We all experience diabetes differently, and the worlds we live in shape our lived experience of diabetes in ways that are often beyond our control. Our health is a product of many factors, and it is important to acknowledge that diabetes is not the fault of an individual or an outcome of personal decisions. Understanding the role of SDOH in all this can make it easier to:
- Identify what is in and what is not in a person’s control. Realize that diabetes is not the fault of an individual, and health outcomes can fall beyond what an individual does or does not do.
- Recognize how systemic barriers make it harder to access food, healthcare, and information, and that interventions need to be implemented at the systemic level to create long-lasting change.

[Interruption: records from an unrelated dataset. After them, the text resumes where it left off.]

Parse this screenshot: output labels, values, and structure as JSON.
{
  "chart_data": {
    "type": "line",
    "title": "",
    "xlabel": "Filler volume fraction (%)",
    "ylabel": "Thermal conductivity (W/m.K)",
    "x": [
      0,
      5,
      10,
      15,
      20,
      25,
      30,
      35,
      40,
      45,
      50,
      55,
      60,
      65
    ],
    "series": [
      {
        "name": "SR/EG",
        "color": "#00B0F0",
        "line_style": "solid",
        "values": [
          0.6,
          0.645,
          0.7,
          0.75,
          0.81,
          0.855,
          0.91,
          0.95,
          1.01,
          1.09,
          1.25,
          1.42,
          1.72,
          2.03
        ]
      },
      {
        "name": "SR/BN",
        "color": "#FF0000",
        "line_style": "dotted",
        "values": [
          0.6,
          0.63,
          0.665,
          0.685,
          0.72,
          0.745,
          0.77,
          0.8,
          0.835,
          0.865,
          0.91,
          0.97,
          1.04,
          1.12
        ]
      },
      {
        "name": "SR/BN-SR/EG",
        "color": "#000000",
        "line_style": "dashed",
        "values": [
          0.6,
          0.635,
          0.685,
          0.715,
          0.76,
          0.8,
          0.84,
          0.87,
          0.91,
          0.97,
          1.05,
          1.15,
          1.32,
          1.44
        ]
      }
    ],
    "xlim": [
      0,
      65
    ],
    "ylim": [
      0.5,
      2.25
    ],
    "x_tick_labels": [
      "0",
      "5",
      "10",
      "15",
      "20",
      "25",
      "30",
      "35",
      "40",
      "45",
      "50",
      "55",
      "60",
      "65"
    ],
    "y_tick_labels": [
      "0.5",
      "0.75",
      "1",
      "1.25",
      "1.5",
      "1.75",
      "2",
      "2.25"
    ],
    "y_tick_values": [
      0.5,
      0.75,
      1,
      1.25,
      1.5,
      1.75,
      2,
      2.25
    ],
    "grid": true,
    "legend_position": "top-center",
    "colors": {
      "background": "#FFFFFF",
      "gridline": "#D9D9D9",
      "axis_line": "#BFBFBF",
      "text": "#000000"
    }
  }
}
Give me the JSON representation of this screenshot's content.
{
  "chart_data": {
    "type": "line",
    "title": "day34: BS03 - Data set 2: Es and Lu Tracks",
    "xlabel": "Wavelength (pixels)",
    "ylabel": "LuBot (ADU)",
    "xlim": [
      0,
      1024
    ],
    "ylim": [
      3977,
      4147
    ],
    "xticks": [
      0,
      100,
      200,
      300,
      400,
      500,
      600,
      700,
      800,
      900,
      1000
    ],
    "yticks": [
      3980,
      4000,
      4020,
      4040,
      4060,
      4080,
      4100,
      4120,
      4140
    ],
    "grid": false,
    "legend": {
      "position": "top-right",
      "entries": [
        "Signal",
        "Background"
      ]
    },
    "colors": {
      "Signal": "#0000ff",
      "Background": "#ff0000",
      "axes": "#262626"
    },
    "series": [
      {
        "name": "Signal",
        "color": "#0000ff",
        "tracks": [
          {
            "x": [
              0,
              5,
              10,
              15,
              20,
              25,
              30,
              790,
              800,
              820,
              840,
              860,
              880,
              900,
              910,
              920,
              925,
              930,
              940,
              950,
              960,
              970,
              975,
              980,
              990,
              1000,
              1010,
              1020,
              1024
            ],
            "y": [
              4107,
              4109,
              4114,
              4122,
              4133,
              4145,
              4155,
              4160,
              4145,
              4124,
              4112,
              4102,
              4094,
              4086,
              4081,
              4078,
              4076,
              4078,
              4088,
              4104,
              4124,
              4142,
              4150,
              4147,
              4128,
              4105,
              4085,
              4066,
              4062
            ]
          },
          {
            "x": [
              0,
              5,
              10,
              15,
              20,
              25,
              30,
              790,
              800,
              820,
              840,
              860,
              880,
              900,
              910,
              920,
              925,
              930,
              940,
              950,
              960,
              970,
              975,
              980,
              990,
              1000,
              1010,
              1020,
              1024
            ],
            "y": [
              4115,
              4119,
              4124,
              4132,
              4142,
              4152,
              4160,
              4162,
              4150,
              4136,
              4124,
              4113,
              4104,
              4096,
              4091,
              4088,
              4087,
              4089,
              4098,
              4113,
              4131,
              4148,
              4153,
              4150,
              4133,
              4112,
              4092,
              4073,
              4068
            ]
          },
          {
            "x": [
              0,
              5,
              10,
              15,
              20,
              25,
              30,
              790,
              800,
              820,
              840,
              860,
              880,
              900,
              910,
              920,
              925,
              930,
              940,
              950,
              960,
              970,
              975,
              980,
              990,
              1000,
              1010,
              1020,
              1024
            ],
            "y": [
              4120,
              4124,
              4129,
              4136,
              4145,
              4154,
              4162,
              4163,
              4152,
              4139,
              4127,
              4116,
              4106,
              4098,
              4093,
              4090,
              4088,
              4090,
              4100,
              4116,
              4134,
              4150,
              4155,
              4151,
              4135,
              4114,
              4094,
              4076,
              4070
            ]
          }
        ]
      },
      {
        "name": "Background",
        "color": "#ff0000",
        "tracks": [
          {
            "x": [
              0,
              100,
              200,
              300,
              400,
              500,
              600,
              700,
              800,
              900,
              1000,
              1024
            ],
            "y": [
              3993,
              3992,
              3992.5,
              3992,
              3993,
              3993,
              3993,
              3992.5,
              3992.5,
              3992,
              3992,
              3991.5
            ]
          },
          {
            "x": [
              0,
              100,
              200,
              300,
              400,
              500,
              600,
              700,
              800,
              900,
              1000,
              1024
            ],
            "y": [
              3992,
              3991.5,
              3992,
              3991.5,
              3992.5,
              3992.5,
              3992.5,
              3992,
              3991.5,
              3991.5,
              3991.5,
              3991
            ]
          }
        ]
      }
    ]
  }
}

- Realize the ways in which a person’s environment is affecting them and what changes are within their control.
- Be aware of the barriers to healthcare and good health for disadvantaged populations so you can better advocate for these communities.
At diaTribe Change, we are working to highlight the barriers to health so that we can more effectively address them. Diabetes and its complications are not a result of personal choices but a combination of systemic forces that are difficult to address on a population level and often impossible to control at an individual level. Understanding this is a first step toward reducing diabetes stigma and identifying the social, political, and environmental sources of diabetes health disparities.